Cushman & Wakefield tracked nine sales in the fourth quarter totaling $2.2 billion, and we expect four more sales totaling $700 million to close by the end of January. Even with rents moderating and interest rates moving, pricing continues to increase and is now at an all-time high, reaching beyond $800 PSF.
Total transaction activity for the year was $5.4 billion, making 2016 the third highest total dollar volume the city has experienced in its history.
Derek Daniels is a Senior Research Analyst with Cushman & Wakefield, based in the heart of San Francisco’s booming Financial District.
With nearly a decade of eclectic research experience in the Bay Area commercial real estate market, his resume includes a wide variety of work ranging from local market research to advising tenants and landlords in the lease and sale of office and industrial space.
Derek’s background includes working as a Research Analyst for commercial real estate company Colliers International.
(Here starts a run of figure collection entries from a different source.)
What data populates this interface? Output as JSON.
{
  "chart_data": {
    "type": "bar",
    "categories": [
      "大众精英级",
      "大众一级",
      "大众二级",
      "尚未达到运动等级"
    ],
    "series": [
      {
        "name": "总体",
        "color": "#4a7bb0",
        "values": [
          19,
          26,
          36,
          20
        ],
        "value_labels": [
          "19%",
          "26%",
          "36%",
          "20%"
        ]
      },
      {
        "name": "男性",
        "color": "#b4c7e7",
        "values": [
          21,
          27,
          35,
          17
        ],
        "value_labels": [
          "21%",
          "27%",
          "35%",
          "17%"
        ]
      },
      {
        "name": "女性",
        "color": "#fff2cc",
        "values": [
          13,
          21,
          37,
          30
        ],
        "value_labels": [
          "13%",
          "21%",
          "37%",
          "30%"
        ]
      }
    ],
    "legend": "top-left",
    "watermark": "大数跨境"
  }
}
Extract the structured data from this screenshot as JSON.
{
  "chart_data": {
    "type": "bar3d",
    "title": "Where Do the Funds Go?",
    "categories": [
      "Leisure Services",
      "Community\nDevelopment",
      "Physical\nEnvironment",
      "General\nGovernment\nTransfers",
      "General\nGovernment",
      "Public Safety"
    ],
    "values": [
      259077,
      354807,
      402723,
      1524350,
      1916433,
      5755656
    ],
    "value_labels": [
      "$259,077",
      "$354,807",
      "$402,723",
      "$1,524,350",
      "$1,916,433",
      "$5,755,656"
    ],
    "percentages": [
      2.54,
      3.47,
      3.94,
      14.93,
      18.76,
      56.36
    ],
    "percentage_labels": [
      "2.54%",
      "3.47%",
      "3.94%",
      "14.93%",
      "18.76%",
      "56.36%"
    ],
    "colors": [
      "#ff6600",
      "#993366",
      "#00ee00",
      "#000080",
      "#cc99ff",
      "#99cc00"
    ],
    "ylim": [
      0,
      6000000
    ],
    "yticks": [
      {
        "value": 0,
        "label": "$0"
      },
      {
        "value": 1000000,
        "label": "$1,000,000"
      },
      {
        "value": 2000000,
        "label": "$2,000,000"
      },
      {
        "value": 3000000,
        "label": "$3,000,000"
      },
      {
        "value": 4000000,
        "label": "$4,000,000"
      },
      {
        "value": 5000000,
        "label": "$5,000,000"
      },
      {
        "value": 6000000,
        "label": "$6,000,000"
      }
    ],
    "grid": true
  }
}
He also worked previously as an Associate Broker for NAI BT Commercial, where he specialized in the lease and sale of office and industrial space in the East Bay.
Among other responsibilities, Derek’s research work focuses on publishing quarterly market beat reports, assisting brokers with statistical analysis and writing research collateral. As an avid social media participant, Derek is an active commercial real estate guest blogger.